The shell is a session leader running on a pseudoterminal slave. When the shell terminates, it will not affect the two sleep processes above, since they are not in the job list of the shell so don't receive SIGHUP. Then

  • do the two sleep processes still have the pseduoterminal slave as their session's controlling terminal?

  • What can terminate the two sleep processes, besides they exit normally or are killed by kill sending a signal?

I would like to know how different in effect the two cases are from a real daemon.




Solution

In both cases, the process group does start out as a job of the shell. When you call disown %1, the shell removes that entry from its list of jobs: that's the whole point of disown. With ( sleep 200 & ), the sleep process is a job of the subshell created by the parentheses; you can see that by running ( sleep 200 & jobs ). This one stops being the job of a shell when that shell exits; as with everything else, the subshell's jobs are its own, the parent never sees them.
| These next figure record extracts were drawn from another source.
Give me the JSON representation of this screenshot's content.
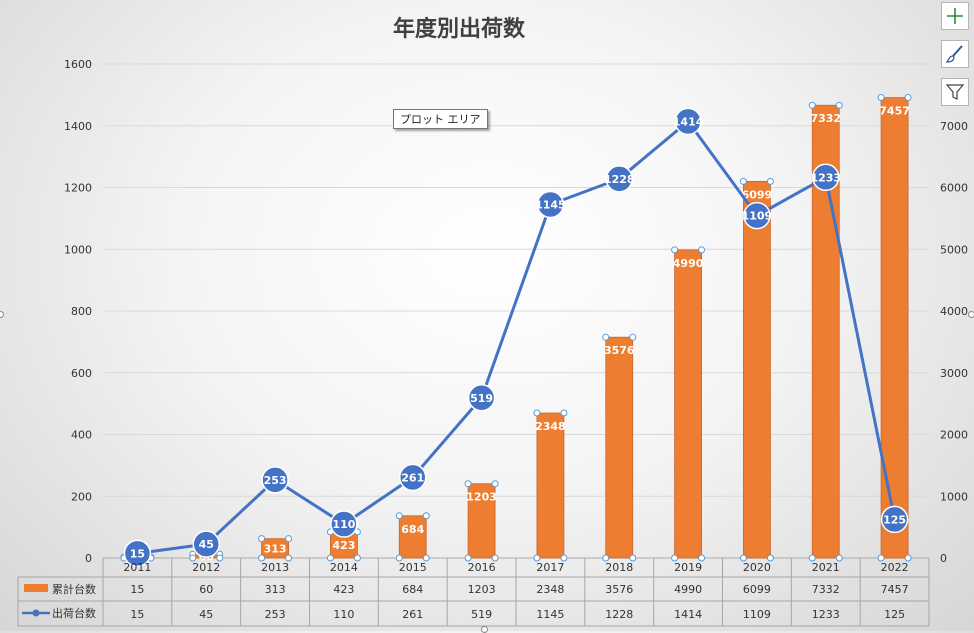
{
  "chart_data": {
    "type": "bar+line",
    "title": "年度別出荷数",
    "categories": [
      "2011",
      "2012",
      "2013",
      "2014",
      "2015",
      "2016",
      "2017",
      "2018",
      "2019",
      "2020",
      "2021",
      "2022"
    ],
    "series": [
      {
        "name": "累計台数",
        "type": "bar",
        "axis": "secondary",
        "color": "#ed7d31",
        "values": [
          15,
          60,
          313,
          423,
          684,
          1203,
          2348,
          3576,
          4990,
          6099,
          7332,
          7457
        ]
      },
      {
        "name": "出荷台数",
        "type": "line",
        "axis": "primary",
        "color": "#4472c4",
        "values": [
          15,
          45,
          253,
          110,
          261,
          519,
          1145,
          1228,
          1414,
          1109,
          1233,
          125
        ]
      }
    ],
    "y_primary": {
      "min": 0,
      "max": 1600,
      "ticks": [
        "0",
        "200",
        "400",
        "600",
        "800",
        "1000",
        "1200",
        "1400",
        "1600"
      ]
    },
    "y_secondary": {
      "min": 0,
      "max": 8000,
      "ticks": [
        "0",
        "1000",
        "2000",
        "3000",
        "4000",
        "5000",
        "6000",
        "7000"
      ]
    },
    "grid": true,
    "legend": "data-table",
    "data_table": true
  },
  "ui": {
    "tooltip": "プロット エリア",
    "buttons": {
      "add_element": "plus-icon",
      "chart_styles": "brush-icon",
      "chart_filters": "filter-icon"
    }
  }
}
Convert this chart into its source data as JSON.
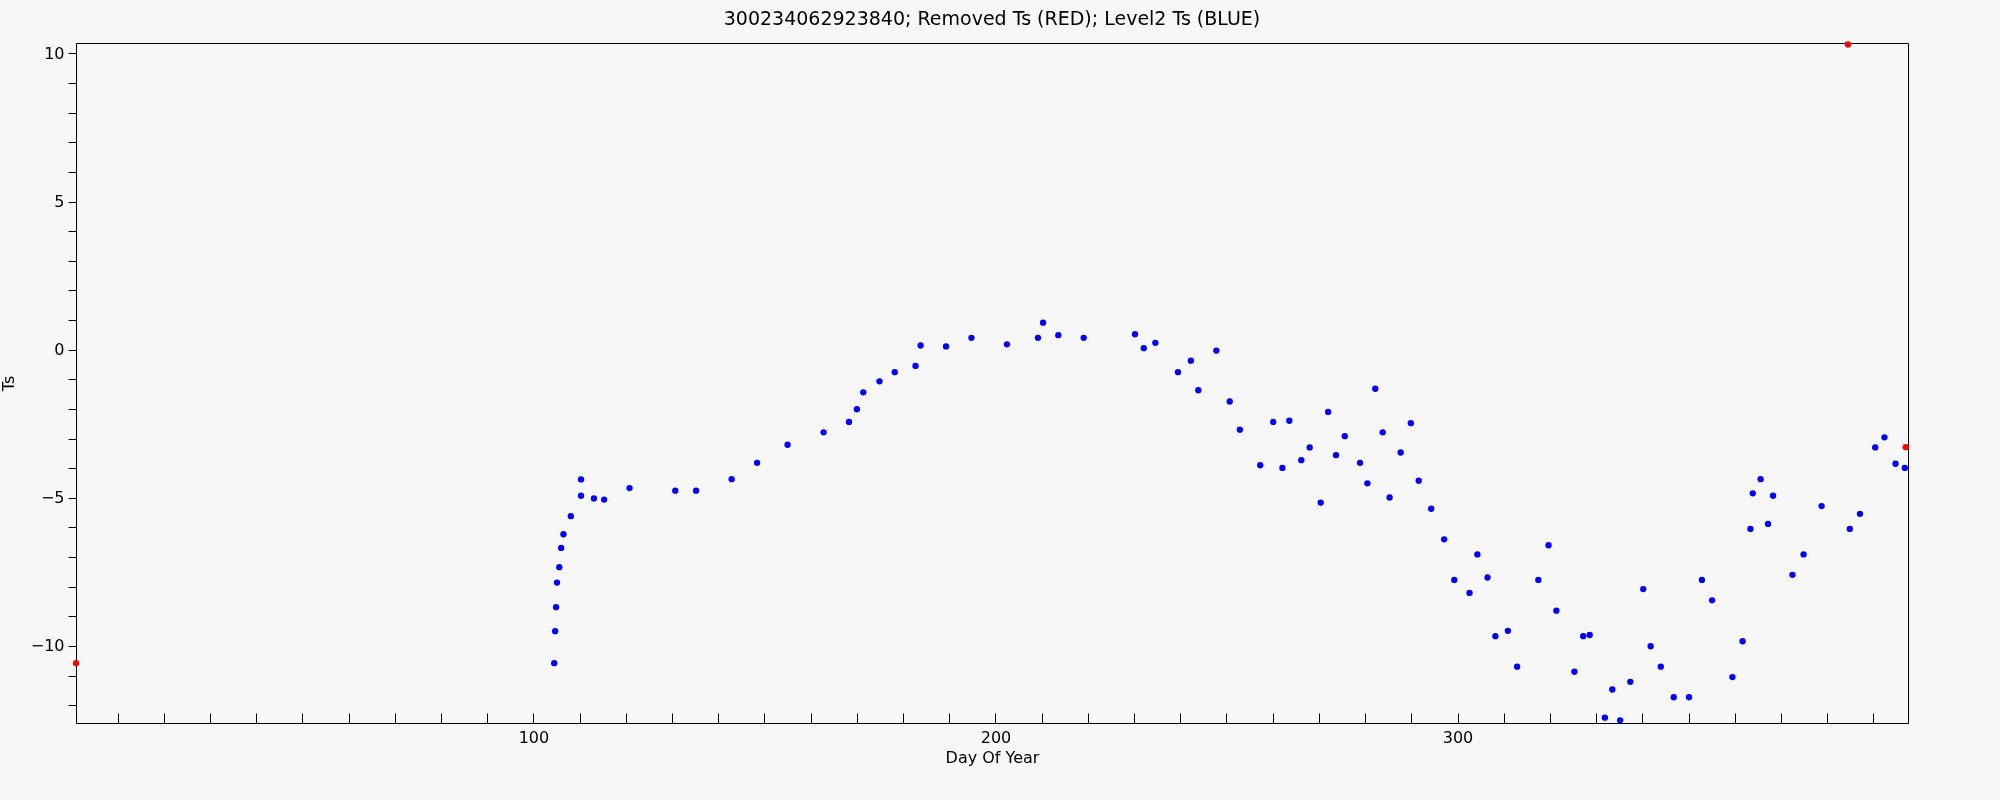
{
  "chart_data": {
    "type": "scatter",
    "title": "300234062923840; Removed Ts (RED); Level2 Ts (BLUE)",
    "xlabel": "Day Of Year",
    "ylabel": "Ts",
    "marker": "circle",
    "xlim": [
      1,
      397.5
    ],
    "ylim": [
      -12.6,
      10.35
    ],
    "xticks": [
      {
        "value": 10,
        "label": null
      },
      {
        "value": 20,
        "label": null
      },
      {
        "value": 30,
        "label": null
      },
      {
        "value": 40,
        "label": null
      },
      {
        "value": 50,
        "label": null
      },
      {
        "value": 60,
        "label": null
      },
      {
        "value": 70,
        "label": null
      },
      {
        "value": 80,
        "label": null
      },
      {
        "value": 90,
        "label": null
      },
      100,
      {
        "value": 110,
        "label": null
      },
      {
        "value": 120,
        "label": null
      },
      {
        "value": 130,
        "label": null
      },
      {
        "value": 140,
        "label": null
      },
      {
        "value": 150,
        "label": null
      },
      {
        "value": 160,
        "label": null
      },
      {
        "value": 170,
        "label": null
      },
      {
        "value": 180,
        "label": null
      },
      {
        "value": 190,
        "label": null
      },
      200,
      {
        "value": 210,
        "label": null
      },
      {
        "value": 220,
        "label": null
      },
      {
        "value": 230,
        "label": null
      },
      {
        "value": 240,
        "label": null
      },
      {
        "value": 250,
        "label": null
      },
      {
        "value": 260,
        "label": null
      },
      {
        "value": 270,
        "label": null
      },
      {
        "value": 280,
        "label": null
      },
      {
        "value": 290,
        "label": null
      },
      300,
      {
        "value": 310,
        "label": null
      },
      {
        "value": 320,
        "label": null
      },
      {
        "value": 330,
        "label": null
      },
      {
        "value": 340,
        "label": null
      },
      {
        "value": 350,
        "label": null
      },
      {
        "value": 360,
        "label": null
      },
      {
        "value": 370,
        "label": null
      },
      {
        "value": 380,
        "label": null
      },
      {
        "value": 390,
        "label": null
      }
    ],
    "yticks": [
      {
        "value": -12,
        "label": null
      },
      {
        "value": -11,
        "label": null
      },
      {
        "value": -10,
        "label": "−10"
      },
      {
        "value": -9,
        "label": null
      },
      {
        "value": -8,
        "label": null
      },
      {
        "value": -7,
        "label": null
      },
      {
        "value": -6,
        "label": null
      },
      {
        "value": -5,
        "label": "−5"
      },
      {
        "value": -4,
        "label": null
      },
      {
        "value": -3,
        "label": null
      },
      {
        "value": -2,
        "label": null
      },
      {
        "value": -1,
        "label": null
      },
      0,
      {
        "value": 1,
        "label": null
      },
      {
        "value": 2,
        "label": null
      },
      {
        "value": 3,
        "label": null
      },
      {
        "value": 4,
        "label": null
      },
      5,
      {
        "value": 6,
        "label": null
      },
      {
        "value": 7,
        "label": null
      },
      {
        "value": 8,
        "label": null
      },
      {
        "value": 9,
        "label": null
      },
      10
    ],
    "series": [
      {
        "color": "#ff0000",
        "x": [
          1,
          384.5,
          397
        ],
        "values": [
          -10.58,
          10.3,
          -3.29
        ]
      },
      {
        "color": "#0000ff",
        "x": [
          104.5,
          104.7,
          104.9,
          105.1,
          105.6,
          106.0,
          106.5,
          108.1,
          110.3,
          110.3,
          113.1,
          115.3,
          120.8,
          130.7,
          135.2,
          142.9,
          148.4,
          155.0,
          162.8,
          168.3,
          170.0,
          171.4,
          174.9,
          178.2,
          182.7,
          183.8,
          189.3,
          194.8,
          202.5,
          209.2,
          210.3,
          213.6,
          219.1,
          230.2,
          232.1,
          234.6,
          239.5,
          242.3,
          243.9,
          247.8,
          250.7,
          252.9,
          257.3,
          260.1,
          262.1,
          263.6,
          266.2,
          268.0,
          270.4,
          272.0,
          273.7,
          275.6,
          278.9,
          280.5,
          282.2,
          283.8,
          285.3,
          287.7,
          289.9,
          291.6,
          294.3,
          297.1,
          299.3,
          302.6,
          304.3,
          306.5,
          308.2,
          310.9,
          312.9,
          317.5,
          319.7,
          321.4,
          325.3,
          327.2,
          328.6,
          331.9,
          333.5,
          335.2,
          337.4,
          340.2,
          341.8,
          344.0,
          346.8,
          350.1,
          352.9,
          355.1,
          359.5,
          361.7,
          363.4,
          363.9,
          365.6,
          367.2,
          368.3,
          372.5,
          374.9,
          378.8,
          384.9,
          387.1,
          390.4,
          392.4,
          394.8,
          396.8
        ],
        "values": [
          -10.58,
          -9.5,
          -8.69,
          -7.86,
          -7.34,
          -6.69,
          -6.23,
          -5.62,
          -4.93,
          -4.38,
          -5.02,
          -5.06,
          -4.67,
          -4.76,
          -4.76,
          -4.37,
          -3.82,
          -3.21,
          -2.79,
          -2.44,
          -2.01,
          -1.44,
          -1.07,
          -0.76,
          -0.55,
          0.14,
          0.11,
          0.4,
          0.18,
          0.4,
          0.91,
          0.49,
          0.4,
          0.52,
          0.05,
          0.23,
          -0.76,
          -0.37,
          -1.37,
          -0.03,
          -1.75,
          -2.7,
          -3.9,
          -2.44,
          -3.99,
          -2.4,
          -3.73,
          -3.3,
          -5.16,
          -2.1,
          -3.56,
          -2.92,
          -3.82,
          -4.51,
          -1.32,
          -2.79,
          -4.99,
          -3.47,
          -2.48,
          -4.42,
          -5.37,
          -6.4,
          -7.77,
          -8.21,
          -6.91,
          -7.69,
          -9.67,
          -9.49,
          -10.7,
          -7.77,
          -6.6,
          -8.81,
          -10.87,
          -9.67,
          -9.63,
          -12.42,
          -11.47,
          -12.51,
          -11.21,
          -8.08,
          -10.01,
          -10.7,
          -11.73,
          -11.73,
          -7.77,
          -8.46,
          -11.05,
          -9.84,
          -6.05,
          -4.85,
          -4.37,
          -5.88,
          -4.93,
          -7.6,
          -6.91,
          -5.28,
          -6.05,
          -5.54,
          -3.3,
          -2.96,
          -3.85,
          -3.99
        ]
      }
    ]
  }
}
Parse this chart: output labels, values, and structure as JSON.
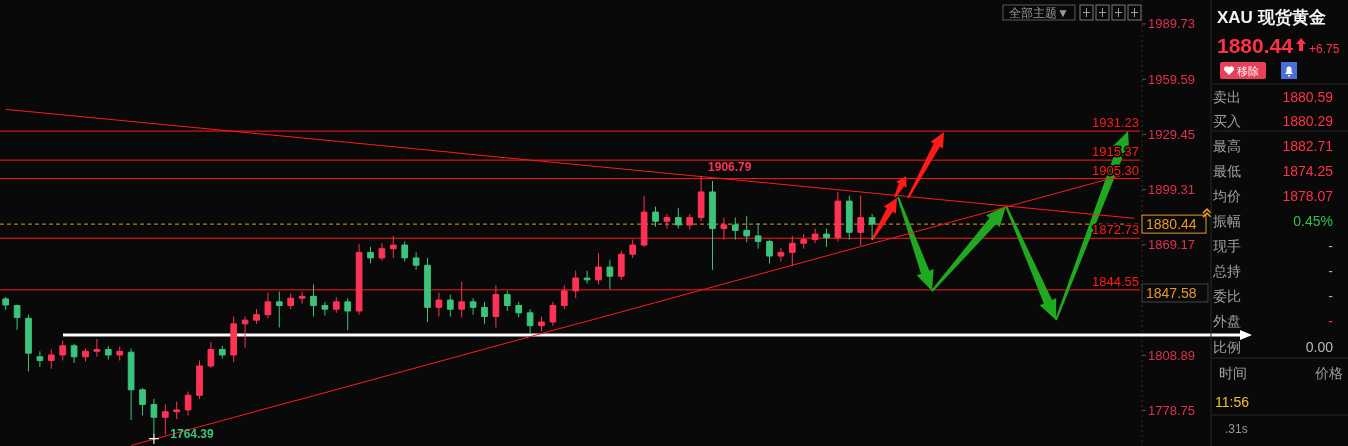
{
  "chart_data": [
    {
      "type": "candlestick",
      "categories": [
        null,
        null,
        null,
        null,
        null,
        null,
        null,
        null,
        null,
        null,
        null,
        null,
        null,
        null,
        null,
        null,
        null,
        null,
        null,
        null,
        null,
        null,
        null,
        null,
        null,
        null,
        null,
        null,
        null,
        null,
        null,
        null,
        null,
        null,
        null,
        null,
        null,
        null,
        null,
        null,
        null,
        null,
        null,
        null,
        null,
        null,
        null,
        null,
        null,
        null,
        null,
        null,
        null,
        null,
        null,
        null,
        null,
        null,
        null,
        null,
        null,
        null,
        null,
        null,
        null,
        null,
        null,
        null,
        null,
        null,
        null,
        null,
        null,
        null,
        null,
        null,
        null,
        null,
        null,
        null,
        null,
        null,
        null,
        null,
        null,
        null,
        null,
        null,
        null,
        null,
        null,
        null,
        null,
        null,
        null,
        null,
        null,
        null,
        null,
        null
      ],
      "ohlc": [
        [
          1839.6,
          1840.7,
          1833.6,
          1836.3
        ],
        [
          1836,
          1836.5,
          1822.7,
          1829.5
        ],
        [
          1829,
          1831,
          1800,
          1810
        ],
        [
          1808,
          1811,
          1802.5,
          1806
        ],
        [
          1806,
          1812,
          1801.5,
          1809
        ],
        [
          1809,
          1816.8,
          1806,
          1814
        ],
        [
          1814,
          1815,
          1804.6,
          1808
        ],
        [
          1808,
          1812.5,
          1805.5,
          1811
        ],
        [
          1811,
          1817.7,
          1808,
          1812
        ],
        [
          1812,
          1814,
          1806.5,
          1809
        ],
        [
          1809,
          1813.5,
          1806,
          1811
        ],
        [
          1810.5,
          1812.5,
          1773.5,
          1790
        ],
        [
          1790,
          1791,
          1776,
          1782
        ],
        [
          1782,
          1785,
          1764.39,
          1775
        ],
        [
          1775,
          1782,
          1765.5,
          1778
        ],
        [
          1778,
          1783.5,
          1774,
          1779
        ],
        [
          1779,
          1789,
          1776,
          1787
        ],
        [
          1787,
          1806,
          1785,
          1803
        ],
        [
          1803,
          1816,
          1802,
          1812
        ],
        [
          1812,
          1814,
          1807,
          1809
        ],
        [
          1809,
          1830,
          1805,
          1826
        ],
        [
          1826,
          1830,
          1813,
          1828
        ],
        [
          1828,
          1834,
          1826,
          1831
        ],
        [
          1831,
          1843,
          1829,
          1838
        ],
        [
          1838,
          1843.6,
          1824,
          1836
        ],
        [
          1836,
          1842.5,
          1834,
          1840
        ],
        [
          1840,
          1843.5,
          1837,
          1841
        ],
        [
          1841,
          1847.5,
          1830,
          1836
        ],
        [
          1836,
          1838,
          1830.5,
          1834
        ],
        [
          1834,
          1840.5,
          1832,
          1838
        ],
        [
          1838,
          1840,
          1822.5,
          1833
        ],
        [
          1833,
          1869.5,
          1831,
          1865
        ],
        [
          1865,
          1868,
          1859,
          1862
        ],
        [
          1862,
          1870,
          1860.5,
          1867
        ],
        [
          1867,
          1874,
          1862,
          1869
        ],
        [
          1869,
          1871,
          1860,
          1862
        ],
        [
          1862,
          1865,
          1855.5,
          1858
        ],
        [
          1858,
          1862,
          1827,
          1835
        ],
        [
          1835,
          1843,
          1830,
          1839
        ],
        [
          1839,
          1842,
          1830,
          1834
        ],
        [
          1834,
          1849,
          1829.5,
          1838
        ],
        [
          1838,
          1840,
          1831,
          1835
        ],
        [
          1835,
          1838,
          1826,
          1830
        ],
        [
          1830,
          1847,
          1824,
          1842
        ],
        [
          1842,
          1844,
          1833,
          1836
        ],
        [
          1836,
          1838,
          1829.5,
          1832
        ],
        [
          1832,
          1834,
          1821,
          1825
        ],
        [
          1825,
          1830,
          1822,
          1827
        ],
        [
          1827,
          1838,
          1825,
          1836
        ],
        [
          1836,
          1847,
          1834,
          1844
        ],
        [
          1844,
          1855,
          1840,
          1851
        ],
        [
          1851,
          1855,
          1848,
          1850
        ],
        [
          1850,
          1864.5,
          1847.5,
          1857
        ],
        [
          1857,
          1861,
          1845,
          1852
        ],
        [
          1852,
          1866,
          1850,
          1864
        ],
        [
          1864,
          1872,
          1862,
          1869
        ],
        [
          1869,
          1895.8,
          1868,
          1887
        ],
        [
          1887,
          1890,
          1879,
          1882
        ],
        [
          1882,
          1886,
          1878,
          1884
        ],
        [
          1884,
          1889.3,
          1878,
          1880
        ],
        [
          1880,
          1886,
          1877.5,
          1884
        ],
        [
          1884,
          1906.79,
          1882,
          1898
        ],
        [
          1898,
          1904,
          1855.5,
          1878
        ],
        [
          1878,
          1884,
          1872,
          1880
        ],
        [
          1880,
          1884,
          1872,
          1877
        ],
        [
          1877,
          1885,
          1870.5,
          1874
        ],
        [
          1874,
          1881,
          1867,
          1871
        ],
        [
          1871,
          1872,
          1859,
          1863
        ],
        [
          1863,
          1867.5,
          1860,
          1865
        ],
        [
          1865,
          1874,
          1857.6,
          1870
        ],
        [
          1870,
          1875,
          1867,
          1872
        ],
        [
          1872,
          1878,
          1870,
          1875
        ],
        [
          1875,
          1878,
          1868,
          1873
        ],
        [
          1873,
          1898,
          1871,
          1893
        ],
        [
          1893,
          1896,
          1872,
          1876
        ],
        [
          1876,
          1896,
          1868.5,
          1884
        ],
        [
          1884,
          1886,
          1871.7,
          1880.44
        ],
        null,
        null,
        null,
        null,
        null,
        null,
        null,
        null,
        null,
        null,
        null,
        null,
        null,
        null,
        null,
        null,
        null,
        null,
        null,
        null,
        null,
        null,
        null
      ],
      "colors": [
        "#3cc47c",
        "#3cc47c",
        "#3cc47c",
        "#3cc47c",
        "#ff3355",
        "#ff3355",
        "#3cc47c",
        "#ff3355",
        "#ff3355",
        "#3cc47c",
        "#ff3355",
        "#3cc47c",
        "#3cc47c",
        "#3cc47c",
        "#ff3355",
        "#ff3355",
        "#ff3355",
        "#ff3355",
        "#ff3355",
        "#3cc47c",
        "#ff3355",
        "#ff3355",
        "#ff3355",
        "#ff3355",
        "#3cc47c",
        "#ff3355",
        "#ff3355",
        "#3cc47c",
        "#3cc47c",
        "#ff3355",
        "#3cc47c",
        "#ff3355",
        "#3cc47c",
        "#ff3355",
        "#ff3355",
        "#3cc47c",
        "#3cc47c",
        "#3cc47c",
        "#ff3355",
        "#3cc47c",
        "#ff3355",
        "#3cc47c",
        "#3cc47c",
        "#ff3355",
        "#3cc47c",
        "#3cc47c",
        "#3cc47c",
        "#ff3355",
        "#ff3355",
        "#ff3355",
        "#ff3355",
        "#3cc47c",
        "#ff3355",
        "#3cc47c",
        "#ff3355",
        "#ff3355",
        "#ff3355",
        "#3cc47c",
        "#ff3355",
        "#3cc47c",
        "#ff3355",
        "#ff3355",
        "#3cc47c",
        "#ff3355",
        "#3cc47c",
        "#3cc47c",
        "#3cc47c",
        "#3cc47c",
        "#ff3355",
        "#ff3355",
        "#ff3355",
        "#ff3355",
        "#3cc47c",
        "#ff3355",
        "#3cc47c",
        "#ff3355",
        "#3cc47c",
        null,
        null,
        null,
        null,
        null,
        null,
        null,
        null,
        null,
        null,
        null,
        null,
        null,
        null,
        null,
        null,
        null,
        null,
        null,
        null,
        null,
        null,
        null
      ],
      "series": [
        {
          "type": "line",
          "color": "#ff1a1a",
          "values": [
            1943.1,
            1942.5,
            1941.9,
            1941.3,
            1940.7,
            1940.1,
            1939.5,
            1938.9,
            1938.3,
            1937.7,
            1937.1,
            1936.5,
            1935.9,
            1935.3,
            1934.7,
            1934.1,
            1933.5,
            1932.9,
            1932.3,
            1931.7,
            1931.1,
            1930.5,
            1929.9,
            1929.3,
            1928.7,
            1928.1,
            1927.5,
            1926.9,
            1926.3,
            1925.7,
            1925.1,
            1924.5,
            1923.9,
            1923.3,
            1922.7,
            1922.1,
            1921.5,
            1920.9,
            1920.3,
            1919.7,
            1919.0,
            1918.4,
            1917.8,
            1917.2,
            1916.6,
            1916.0,
            1915.4,
            1914.8,
            1914.2,
            1913.6,
            1913.0,
            1912.4,
            1911.8,
            1911.2,
            1910.6,
            1910.0,
            1909.4,
            1908.8,
            1908.2,
            1907.6,
            1907.0,
            1906.4,
            1905.8,
            1905.2,
            1904.6,
            1904.0,
            1903.4,
            1902.8,
            1902.2,
            1901.6,
            1901.0,
            1900.4,
            1899.8,
            1899.2,
            1898.6,
            1898.0,
            1897.4,
            1896.8,
            1896.2,
            1895.6,
            1895.0,
            1894.4,
            1893.8,
            1893.2,
            1892.6,
            1892.0,
            1891.4,
            1890.8,
            1890.2,
            1889.6,
            1889.0,
            1888.4,
            1887.8,
            1887.2,
            1886.6,
            1886.0,
            1885.4,
            1884.8,
            1884.2,
            1883.6
          ]
        },
        {
          "type": "line",
          "color": "#ff1a1a",
          "values": [
            null,
            null,
            null,
            null,
            null,
            null,
            null,
            null,
            null,
            null,
            null,
            1759.6,
            1761.3,
            1763.0,
            1764.7,
            1766.4,
            1768.1,
            1769.8,
            1771.5,
            1773.2,
            1774.9,
            1776.6,
            1778.3,
            1780.0,
            1781.7,
            1783.4,
            1785.0,
            1786.7,
            1788.4,
            1790.1,
            1791.8,
            1793.5,
            1795.2,
            1796.9,
            1798.6,
            1800.3,
            1802.0,
            1803.7,
            1805.4,
            1807.1,
            1808.8,
            1810.5,
            1812.2,
            1813.9,
            1815.6,
            1817.3,
            1819.0,
            1820.7,
            1822.4,
            1824.1,
            1825.8,
            1827.4,
            1829.1,
            1830.8,
            1832.5,
            1834.2,
            1835.9,
            1837.6,
            1839.3,
            1841.0,
            1842.7,
            1844.4,
            1846.1,
            1847.8,
            1849.5,
            1851.2,
            1852.9,
            1854.6,
            1856.3,
            1858.0,
            1859.7,
            1861.4,
            1863.1,
            1864.8,
            1866.5,
            1868.2,
            1869.9,
            1871.5,
            1873.2,
            1874.9,
            1876.6,
            1878.3,
            1880.0,
            1881.7,
            1883.4,
            1885.1,
            1886.8,
            1888.5,
            1890.2,
            1891.9,
            1893.6,
            1895.3,
            1897.0,
            1898.7,
            1900.4,
            1902.1,
            1903.8,
            1905.5,
            1907.2,
            null
          ]
        }
      ],
      "ylim": [
        1759.3,
        2002.8
      ],
      "yticks": [
        1989.73,
        1959.59,
        1929.45,
        1899.31,
        1869.17,
        {
          "value": 1839.03,
          "label": null
        },
        1808.89,
        1778.75
      ],
      "tick_labels": "y",
      "ref_lines": [
        {
          "axis": "y",
          "value": 1931.23,
          "label": "1931.23",
          "color": "#ff1a1a"
        },
        {
          "axis": "y",
          "value": 1915.37,
          "label": "1915.37",
          "color": "#ff1a1a"
        },
        {
          "axis": "y",
          "value": 1905.3,
          "label": "1905.30",
          "color": "#ff1a1a"
        },
        {
          "axis": "y",
          "value": 1872.73,
          "label": "1872.73",
          "color": "#ff1a1a"
        },
        {
          "axis": "y",
          "value": 1844.55,
          "label": "1844.55",
          "color": "#ff1a1a"
        },
        {
          "axis": "y",
          "value": 1880.44,
          "label": "1880.44",
          "color": "#e8982c",
          "line_style": "dashed"
        }
      ],
      "annotations": [
        {
          "text": "1906.79",
          "y": 1906.79
        },
        "1764.39",
        "1847.58",
        "全部主题▼"
      ]
    },
    {
      "type": "other",
      "title": "XAU 现货黄金",
      "annotations": [
        "1880.44",
        "+6.75",
        "移除",
        "卖出",
        "1880.59",
        "买入",
        "1880.29",
        "最高",
        "1882.71",
        "最低",
        "1874.25",
        "均价",
        "1878.07",
        "振幅",
        "0.45%",
        "现手",
        "-",
        "总持",
        "-",
        "委比",
        "-",
        "外盘",
        "-",
        "比例",
        "0.00",
        "时间",
        "价格",
        "11:56",
        ".31s"
      ]
    }
  ]
}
The processes remain in the same session and still have the same controlling terminal. This has nothing to do with job control.

As with any process, they can be killed either by exiting or by receiving a signal. Since they aren't members of a foreground process group (and can't be, since the shell won't put them back into the foreground), they won't receive a kernel-generated SIGHUP if the terminal disappears.

A process group is a job of a shell if it started out as a job of that shell and it hasn't stopped being one. The details of what commands become separate jobs depends on the shell and is beyond the scope of this answer. In a nutshell, if a shell has job control enabled (which is the default if the shell is interactive), then each compound command is its own job. In particular:

  • A pipeline is a single job.
  • A command or process substitution is not a separate job, it runs in the original process group.
  • Anything running in the background (either started with & or backgrounded with Ctrl+Z) is a separate job.

A process group stops being a job if its leader exits, if the shell exits, or if the shell lets it go (with disown).